Berem oyó el grito de Flint y se volvió, temeroso. Al ver que el viejo enano se desplomaba, el hombre vaciló. Miró la abertura en la pared, miró a Flint y echó a correr para ayudarlo. Berem se arrodilló junto al enano, que se había quedado pálido.

—¿Qué te pasa? ¿Qué puedo hacer? —preguntó Berem.

—No es nada. —Flint boqueaba en busca de aire. Se apretaba el pecho con las manos—. Tengo la digestión un poco pesada, eso es todo. Algo que he comido. Sólo... ayúdame a ponerme de pie. Me cuesta respirar.

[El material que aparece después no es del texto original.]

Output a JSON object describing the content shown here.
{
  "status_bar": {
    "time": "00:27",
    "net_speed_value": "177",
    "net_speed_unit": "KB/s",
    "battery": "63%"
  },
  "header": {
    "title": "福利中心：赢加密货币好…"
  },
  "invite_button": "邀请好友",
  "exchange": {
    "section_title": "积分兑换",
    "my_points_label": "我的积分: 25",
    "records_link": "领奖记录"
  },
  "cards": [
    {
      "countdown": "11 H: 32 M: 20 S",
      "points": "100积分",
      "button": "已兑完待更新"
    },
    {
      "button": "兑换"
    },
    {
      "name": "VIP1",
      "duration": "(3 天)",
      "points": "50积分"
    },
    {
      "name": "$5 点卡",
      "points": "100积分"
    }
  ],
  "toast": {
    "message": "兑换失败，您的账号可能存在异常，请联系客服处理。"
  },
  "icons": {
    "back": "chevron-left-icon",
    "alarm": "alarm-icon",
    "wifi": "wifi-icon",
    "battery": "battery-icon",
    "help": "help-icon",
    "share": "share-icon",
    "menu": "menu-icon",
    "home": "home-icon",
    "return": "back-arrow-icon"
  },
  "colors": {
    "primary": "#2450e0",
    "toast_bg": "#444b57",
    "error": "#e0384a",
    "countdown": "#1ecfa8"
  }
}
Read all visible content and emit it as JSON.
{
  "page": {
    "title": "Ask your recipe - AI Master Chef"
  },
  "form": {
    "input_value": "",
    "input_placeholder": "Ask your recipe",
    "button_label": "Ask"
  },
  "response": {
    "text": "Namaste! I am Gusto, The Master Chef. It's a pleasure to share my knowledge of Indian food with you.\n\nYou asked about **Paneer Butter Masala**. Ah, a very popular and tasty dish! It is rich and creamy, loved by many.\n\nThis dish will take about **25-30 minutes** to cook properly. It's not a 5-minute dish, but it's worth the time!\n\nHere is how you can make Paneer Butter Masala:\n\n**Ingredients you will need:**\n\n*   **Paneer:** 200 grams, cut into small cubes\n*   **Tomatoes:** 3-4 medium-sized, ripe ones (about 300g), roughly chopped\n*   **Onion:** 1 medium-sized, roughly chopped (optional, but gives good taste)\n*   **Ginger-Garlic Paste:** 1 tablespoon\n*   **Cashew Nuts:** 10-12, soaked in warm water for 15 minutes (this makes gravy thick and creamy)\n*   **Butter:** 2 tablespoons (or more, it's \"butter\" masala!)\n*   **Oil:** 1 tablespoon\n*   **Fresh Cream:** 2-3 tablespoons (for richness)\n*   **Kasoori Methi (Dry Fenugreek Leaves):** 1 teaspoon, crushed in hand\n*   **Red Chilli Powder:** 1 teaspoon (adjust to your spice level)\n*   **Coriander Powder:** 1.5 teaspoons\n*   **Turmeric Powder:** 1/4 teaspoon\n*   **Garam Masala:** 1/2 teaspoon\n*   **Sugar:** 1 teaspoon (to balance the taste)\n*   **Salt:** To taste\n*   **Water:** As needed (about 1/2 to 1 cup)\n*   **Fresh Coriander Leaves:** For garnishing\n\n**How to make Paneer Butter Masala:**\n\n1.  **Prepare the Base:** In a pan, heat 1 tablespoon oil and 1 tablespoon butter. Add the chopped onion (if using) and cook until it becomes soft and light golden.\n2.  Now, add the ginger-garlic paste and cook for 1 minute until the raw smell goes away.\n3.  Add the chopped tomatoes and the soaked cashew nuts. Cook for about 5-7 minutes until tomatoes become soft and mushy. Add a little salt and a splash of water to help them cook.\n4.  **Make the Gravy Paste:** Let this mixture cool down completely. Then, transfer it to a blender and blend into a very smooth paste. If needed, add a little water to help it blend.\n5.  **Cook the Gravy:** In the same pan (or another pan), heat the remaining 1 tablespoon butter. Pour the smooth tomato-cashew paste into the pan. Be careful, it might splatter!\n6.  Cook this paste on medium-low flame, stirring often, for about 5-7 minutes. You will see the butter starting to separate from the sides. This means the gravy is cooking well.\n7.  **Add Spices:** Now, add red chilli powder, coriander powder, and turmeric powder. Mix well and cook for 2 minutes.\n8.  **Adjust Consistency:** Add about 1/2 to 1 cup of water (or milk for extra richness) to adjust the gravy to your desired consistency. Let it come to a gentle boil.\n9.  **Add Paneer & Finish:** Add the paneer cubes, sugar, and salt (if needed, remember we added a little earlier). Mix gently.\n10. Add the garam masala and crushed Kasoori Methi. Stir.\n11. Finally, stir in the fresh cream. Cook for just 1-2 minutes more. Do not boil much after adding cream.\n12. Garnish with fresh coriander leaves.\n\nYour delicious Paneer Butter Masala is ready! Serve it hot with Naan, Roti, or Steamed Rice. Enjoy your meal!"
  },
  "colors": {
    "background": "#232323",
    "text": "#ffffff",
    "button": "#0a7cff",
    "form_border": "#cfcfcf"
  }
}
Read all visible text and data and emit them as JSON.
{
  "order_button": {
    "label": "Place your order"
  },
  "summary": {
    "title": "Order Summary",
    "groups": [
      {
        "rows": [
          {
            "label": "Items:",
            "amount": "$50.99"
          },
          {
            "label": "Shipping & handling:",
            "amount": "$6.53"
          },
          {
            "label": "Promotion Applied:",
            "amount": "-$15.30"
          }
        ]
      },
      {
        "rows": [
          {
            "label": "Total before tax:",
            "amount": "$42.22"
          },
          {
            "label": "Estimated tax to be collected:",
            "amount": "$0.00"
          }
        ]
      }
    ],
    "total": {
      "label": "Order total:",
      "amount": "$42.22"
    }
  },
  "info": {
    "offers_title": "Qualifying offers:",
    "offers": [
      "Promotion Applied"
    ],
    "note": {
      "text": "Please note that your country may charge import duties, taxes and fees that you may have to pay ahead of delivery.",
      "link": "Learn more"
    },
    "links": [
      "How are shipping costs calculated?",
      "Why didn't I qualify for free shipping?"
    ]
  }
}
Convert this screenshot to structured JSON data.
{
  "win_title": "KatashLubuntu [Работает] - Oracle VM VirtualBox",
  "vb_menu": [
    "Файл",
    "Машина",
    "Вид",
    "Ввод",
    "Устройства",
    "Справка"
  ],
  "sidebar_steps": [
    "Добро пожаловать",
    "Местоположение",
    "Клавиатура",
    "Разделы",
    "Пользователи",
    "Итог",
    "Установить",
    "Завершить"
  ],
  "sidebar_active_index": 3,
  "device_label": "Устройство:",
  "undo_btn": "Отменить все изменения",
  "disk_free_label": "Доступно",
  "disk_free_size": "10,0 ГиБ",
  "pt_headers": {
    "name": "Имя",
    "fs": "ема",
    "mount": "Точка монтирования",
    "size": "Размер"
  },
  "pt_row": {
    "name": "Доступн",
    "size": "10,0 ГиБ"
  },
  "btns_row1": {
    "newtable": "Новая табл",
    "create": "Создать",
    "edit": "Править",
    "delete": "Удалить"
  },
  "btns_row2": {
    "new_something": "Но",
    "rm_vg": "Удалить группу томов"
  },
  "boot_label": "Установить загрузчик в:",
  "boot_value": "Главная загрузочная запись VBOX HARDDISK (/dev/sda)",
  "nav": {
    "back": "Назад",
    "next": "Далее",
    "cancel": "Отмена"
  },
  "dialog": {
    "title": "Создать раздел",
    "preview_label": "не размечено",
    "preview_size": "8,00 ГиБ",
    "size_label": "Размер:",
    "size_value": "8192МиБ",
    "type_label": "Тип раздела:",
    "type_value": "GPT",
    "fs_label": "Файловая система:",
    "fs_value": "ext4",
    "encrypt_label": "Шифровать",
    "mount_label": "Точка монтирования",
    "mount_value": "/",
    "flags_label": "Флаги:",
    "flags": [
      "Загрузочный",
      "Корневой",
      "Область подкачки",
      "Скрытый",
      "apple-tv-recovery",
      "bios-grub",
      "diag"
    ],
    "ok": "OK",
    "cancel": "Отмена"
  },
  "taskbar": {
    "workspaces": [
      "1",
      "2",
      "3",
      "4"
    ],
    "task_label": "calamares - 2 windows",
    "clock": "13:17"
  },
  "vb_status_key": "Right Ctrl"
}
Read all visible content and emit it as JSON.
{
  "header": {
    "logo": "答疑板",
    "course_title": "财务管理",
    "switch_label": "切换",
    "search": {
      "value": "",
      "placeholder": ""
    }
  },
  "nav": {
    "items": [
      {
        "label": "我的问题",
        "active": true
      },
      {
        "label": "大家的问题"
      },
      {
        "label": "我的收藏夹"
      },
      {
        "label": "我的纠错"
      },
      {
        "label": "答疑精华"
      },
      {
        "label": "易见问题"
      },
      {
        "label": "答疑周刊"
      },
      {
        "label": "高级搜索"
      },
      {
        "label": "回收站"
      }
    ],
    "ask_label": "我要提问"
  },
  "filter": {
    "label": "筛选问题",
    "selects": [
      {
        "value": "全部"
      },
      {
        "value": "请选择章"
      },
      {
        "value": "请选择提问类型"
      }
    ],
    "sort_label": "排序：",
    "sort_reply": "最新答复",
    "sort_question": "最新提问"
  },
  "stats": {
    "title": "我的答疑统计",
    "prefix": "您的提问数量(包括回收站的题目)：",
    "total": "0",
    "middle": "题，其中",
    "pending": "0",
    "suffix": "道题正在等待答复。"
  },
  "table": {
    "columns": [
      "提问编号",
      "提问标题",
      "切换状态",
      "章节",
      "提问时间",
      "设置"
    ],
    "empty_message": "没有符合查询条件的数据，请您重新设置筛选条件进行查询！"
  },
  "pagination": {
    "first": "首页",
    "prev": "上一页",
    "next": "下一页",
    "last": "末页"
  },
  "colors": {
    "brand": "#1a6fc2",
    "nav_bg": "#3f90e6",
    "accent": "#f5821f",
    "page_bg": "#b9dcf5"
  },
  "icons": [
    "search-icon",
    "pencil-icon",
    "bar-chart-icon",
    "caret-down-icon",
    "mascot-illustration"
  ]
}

Si camino un poco...

Berem ayudó al enano a levantarse.

Desde el otro extremo del valle, Tasslehoff por fin los había visto. Pero, como no podía ser de otra manera, el kender interpretó mal toda la situación. Creyó que Berem estaba atacando a Flint.

—¡Allí está Berem! —gritó fuera de sí el kender—. ¡Y está haciéndole algo a Flint! ¡Corre, Tanis!

Flint dio un paso y se tambaleó. Se le pusieron los ojos en blanco. Le fallaron las piernas. Berem cogió al enano en brazos y lo tumbó delicadamente sobre las rocas. Se quedó inclinado sobre él, sin saber qué hacer.

Al oír las pisadas que corrían hacia él, Berem se incorporó. Parecía aliviado. Por fin llegaba ayuda.

—¿Qué has hecho? —aullaba Tanis enfurecido—. ¡Lo has matado!

Desenvainó la espada y hundió la hoja en el pecho de Berem.

El hombre se estremeció y dejó escapar un grito. Se tambaleó y, atravesado por la espada, cayó sobre Tanis. El peso de su cuerpo estuvo a punto de tirarlos a los dos al suelo.

Las manos de Tanis se cubrieron de sangre. El semielfo arrancó la espada de su víctima y se volvió, dispuesto a enfrentarse a Caramon, que intentaba apartarlo. Berem gemía en el suelo, mientras la sangre manaba de la herida mortal. Tika sollozaba.

Flint no había visto nada de lo sucedido. Estaba abandonando el mundo, su alma se disponía a emprender la próxima etapa del viaje. Tasslehoff cogió al enano de la mano e intentó que se incorporara.

—Déjame, cabeza de chorlito —protestó Flint con un hilo de voz—. ¿No ves que estoy muriéndome?

Tasslehoff gimió, sobrepasado por el dolor, y cayó de rodillas.

—¡No estás muriéndote, Flint! No digas eso.

—¡Sabré yo si estoy muriéndome o no! —repuso Flint iracundo, mirándolo ceñudo.